Hello,
I’m trying to use paraview to analyze large numerical datasets in parallel on our cluster. What I want to do is extract data at several slices, and convert them to numpy arrays for further post-processing. Currently I’m using something like this:
from paraview.simple import *
import vtk
from vtk.numpy_interface import dataset_adapter as dsa
from mpi4py import MPI
import numpy as np
data = XMLMultiBlockDataReader(FileName=[<InputFile>])
xPos = np.linspace(0.32, 0.8, 10)
sliceData = dict()
for pos in xPos:
slice1 = Slice(Input=data)
slice1.SliceType = 'Plane'
slice1.SliceOffsetValues = [0.0]
slice1.SliceType.Origin = [pos, 0, 0.0]
slice1.SliceType.Normal = [1, 0, 0.0]
sliceDataPV = servermanager.Fetch(slice1)
sliceDataNP = dsa.WrapDataObject(sliceDataPV)
# extract point coordinates
sliceData["x"] = sliceDataNP.Points.Arrays[0][:,0]
sliceData["y"] = sliceDataNP.Points.Arrays[0][:,1]

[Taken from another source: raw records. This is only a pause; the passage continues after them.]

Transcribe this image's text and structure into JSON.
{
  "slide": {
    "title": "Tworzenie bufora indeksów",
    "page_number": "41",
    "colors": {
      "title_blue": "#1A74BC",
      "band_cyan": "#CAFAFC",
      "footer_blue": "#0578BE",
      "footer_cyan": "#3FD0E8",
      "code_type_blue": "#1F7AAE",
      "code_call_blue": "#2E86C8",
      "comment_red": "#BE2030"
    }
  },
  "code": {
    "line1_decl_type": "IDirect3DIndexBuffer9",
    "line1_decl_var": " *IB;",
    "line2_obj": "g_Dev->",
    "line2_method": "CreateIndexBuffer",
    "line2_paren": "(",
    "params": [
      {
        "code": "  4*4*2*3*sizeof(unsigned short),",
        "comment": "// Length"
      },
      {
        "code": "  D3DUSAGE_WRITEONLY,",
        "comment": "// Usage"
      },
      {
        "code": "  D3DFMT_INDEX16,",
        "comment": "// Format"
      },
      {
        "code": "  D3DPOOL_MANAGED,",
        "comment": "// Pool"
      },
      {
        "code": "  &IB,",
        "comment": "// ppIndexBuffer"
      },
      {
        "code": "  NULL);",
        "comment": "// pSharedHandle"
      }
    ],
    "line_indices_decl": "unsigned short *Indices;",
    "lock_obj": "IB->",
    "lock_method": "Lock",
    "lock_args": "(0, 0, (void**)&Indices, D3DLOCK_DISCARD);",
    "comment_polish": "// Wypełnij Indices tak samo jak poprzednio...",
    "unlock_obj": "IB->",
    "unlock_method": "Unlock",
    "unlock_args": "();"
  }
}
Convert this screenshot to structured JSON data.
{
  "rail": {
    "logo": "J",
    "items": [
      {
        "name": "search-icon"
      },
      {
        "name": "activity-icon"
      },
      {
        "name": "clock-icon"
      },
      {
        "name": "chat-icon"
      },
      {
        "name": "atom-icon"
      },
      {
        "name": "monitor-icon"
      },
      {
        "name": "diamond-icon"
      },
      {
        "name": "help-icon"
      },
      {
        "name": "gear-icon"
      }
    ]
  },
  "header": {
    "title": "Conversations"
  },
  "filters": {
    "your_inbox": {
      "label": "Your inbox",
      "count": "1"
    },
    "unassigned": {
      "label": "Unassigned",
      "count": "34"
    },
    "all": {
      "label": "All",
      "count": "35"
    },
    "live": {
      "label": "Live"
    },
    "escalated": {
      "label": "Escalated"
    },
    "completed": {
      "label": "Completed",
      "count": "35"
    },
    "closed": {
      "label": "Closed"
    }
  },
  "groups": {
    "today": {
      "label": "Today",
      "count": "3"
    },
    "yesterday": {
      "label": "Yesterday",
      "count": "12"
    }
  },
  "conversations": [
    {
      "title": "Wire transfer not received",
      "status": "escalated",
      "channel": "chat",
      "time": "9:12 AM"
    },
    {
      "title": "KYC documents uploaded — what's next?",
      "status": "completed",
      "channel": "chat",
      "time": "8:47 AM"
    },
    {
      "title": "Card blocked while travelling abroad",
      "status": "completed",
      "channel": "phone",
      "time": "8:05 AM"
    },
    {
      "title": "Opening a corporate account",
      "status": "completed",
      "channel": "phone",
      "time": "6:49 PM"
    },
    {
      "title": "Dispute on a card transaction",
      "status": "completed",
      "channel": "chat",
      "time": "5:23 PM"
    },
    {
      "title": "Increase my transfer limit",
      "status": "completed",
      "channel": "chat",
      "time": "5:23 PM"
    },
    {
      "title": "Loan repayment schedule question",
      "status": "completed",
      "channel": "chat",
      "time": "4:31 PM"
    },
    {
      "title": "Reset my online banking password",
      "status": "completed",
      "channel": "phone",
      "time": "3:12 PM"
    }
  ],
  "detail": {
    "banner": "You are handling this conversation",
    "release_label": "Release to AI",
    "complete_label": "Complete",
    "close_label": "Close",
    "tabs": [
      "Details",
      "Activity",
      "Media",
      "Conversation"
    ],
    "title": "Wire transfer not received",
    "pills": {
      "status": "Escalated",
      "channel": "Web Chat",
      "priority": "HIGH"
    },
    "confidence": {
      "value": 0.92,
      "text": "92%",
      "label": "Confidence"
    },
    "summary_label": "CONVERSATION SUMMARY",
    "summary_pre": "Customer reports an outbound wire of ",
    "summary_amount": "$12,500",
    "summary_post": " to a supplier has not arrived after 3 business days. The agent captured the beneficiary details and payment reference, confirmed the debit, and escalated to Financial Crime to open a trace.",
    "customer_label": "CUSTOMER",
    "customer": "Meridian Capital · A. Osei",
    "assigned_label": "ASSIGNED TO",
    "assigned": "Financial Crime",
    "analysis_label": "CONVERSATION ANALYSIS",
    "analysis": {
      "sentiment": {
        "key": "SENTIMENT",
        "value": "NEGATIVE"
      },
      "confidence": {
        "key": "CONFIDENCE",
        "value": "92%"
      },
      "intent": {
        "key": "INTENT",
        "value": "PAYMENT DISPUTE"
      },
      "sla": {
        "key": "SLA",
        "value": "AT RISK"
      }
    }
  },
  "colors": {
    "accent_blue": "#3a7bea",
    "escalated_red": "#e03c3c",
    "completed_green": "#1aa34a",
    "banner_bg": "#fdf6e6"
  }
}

sliceData["z"] = sliceDataNP.Points.Arrays[0][:,2]
sliceData["pressure"] = sliceDataNP.PointData["pressure"].Arrays[0]
This works well, as long as I run my script in serial mode, however, due to large file sizes I also want to be able to run it in parallel. However, since the data is distributed between the different processes I have the problem that every process contains only part of the sliceData, causing problems with my post-processing.

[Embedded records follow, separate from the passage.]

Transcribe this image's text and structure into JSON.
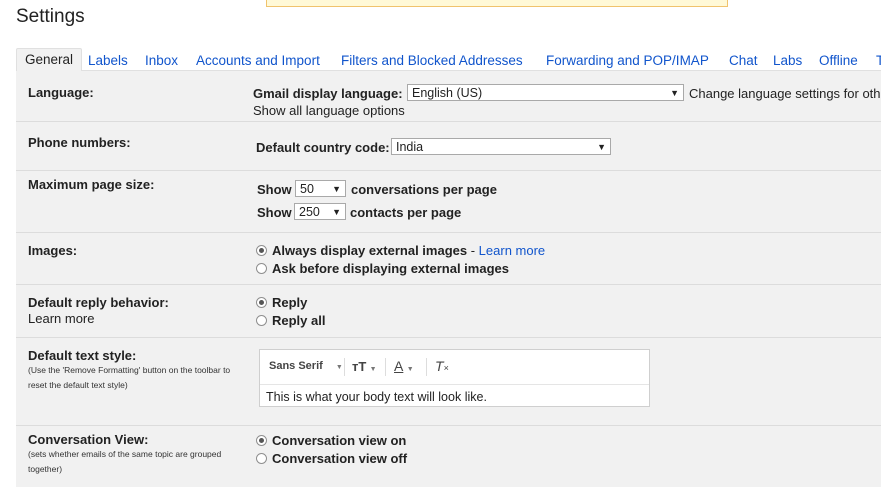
{
  "page": {
    "title": "Settings"
  },
  "tabs": [
    {
      "label": "General",
      "active": true
    },
    {
      "label": "Labels"
    },
    {
      "label": "Inbox"
    },
    {
      "label": "Accounts and Import"
    },
    {
      "label": "Filters and Blocked Addresses"
    },
    {
      "label": "Forwarding and POP/IMAP"
    },
    {
      "label": "Chat"
    },
    {
      "label": "Labs"
    },
    {
      "label": "Offline"
    },
    {
      "label": "T"
    }
  ],
  "language": {
    "label": "Language:",
    "display_label": "Gmail display language:",
    "selected": "English (US)",
    "change_link": "Change language settings for othe",
    "show_all_link": "Show all language options"
  },
  "phone": {
    "label": "Phone numbers:",
    "country_label": "Default country code:",
    "selected": "India"
  },
  "page_size": {
    "label": "Maximum page size:",
    "show_label": "Show",
    "conversations_value": "50",
    "conversations_suffix": "conversations per page",
    "contacts_value": "250",
    "contacts_suffix": "contacts per page"
  },
  "images": {
    "label": "Images:",
    "option_always": "Always display external images",
    "separator": " - ",
    "learn_more": "Learn more",
    "option_ask": "Ask before displaying external images",
    "selected": "always"
  },
  "reply": {
    "label": "Default reply behavior:",
    "learn_more": "Learn more",
    "option_reply": "Reply",
    "option_reply_all": "Reply all",
    "selected": "reply"
  },
  "text_style": {
    "label": "Default text style:",
    "hint": "(Use the 'Remove Formatting' button on the toolbar to reset the default text style)",
    "font_name": "Sans Serif",
    "preview": "This is what your body text will look like."
  },
  "conversation": {
    "label": "Conversation View:",
    "hint": "(sets whether emails of the same topic are grouped together)",
    "option_on": "Conversation view on",
    "option_off": "Conversation view off",
    "selected": "on"
  },
  "icons": {
    "dropdown": "chevron-down-icon",
    "font_size": "font-size-icon",
    "text_color": "text-color-icon",
    "remove_formatting": "remove-formatting-icon"
  },
  "colors": {
    "link": "#1155cc",
    "panel": "#f1f1f1",
    "notice": "#fff9d7"
  }
}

My first try was resolve this, was to try and gather all the data on one (or all) processes by using mpi4py, similar to whats been described here: mpi4py and vtk
So I just added the following lines to the beginning of my script:
gc = vtk.vtkMultiProcessController.GetGlobalController()
comm = vtk.vtkMPI4PyCommunicator.ConvertToPython(gc.GetCommunicator())
And inside the for-loop I tried gathering the data with the following code:
sendcounts = comm.allreduce(len(sliceData["pressure"]), op=MPI.SUM)
pressureGathered = np.empty(sendcounts,dtype=np.float64)
comm.Allgatherv([sliceData["pressure"], MPI.FLOAT], [pressureGathered, MPI.FLOAT]
However, pvbatch always hangs at the allreduce commands and stops doing anything. There’s no error, and the cpu usage of the processes drops to almost 0. If I run the same commands with normal python and only mpi4py and numpy arrays, everything works as expected.
So I’d like to know: Is there anything special I need to take into account when gathering vtk arrays? Or is there maybe a different way to get all the slice data on one process?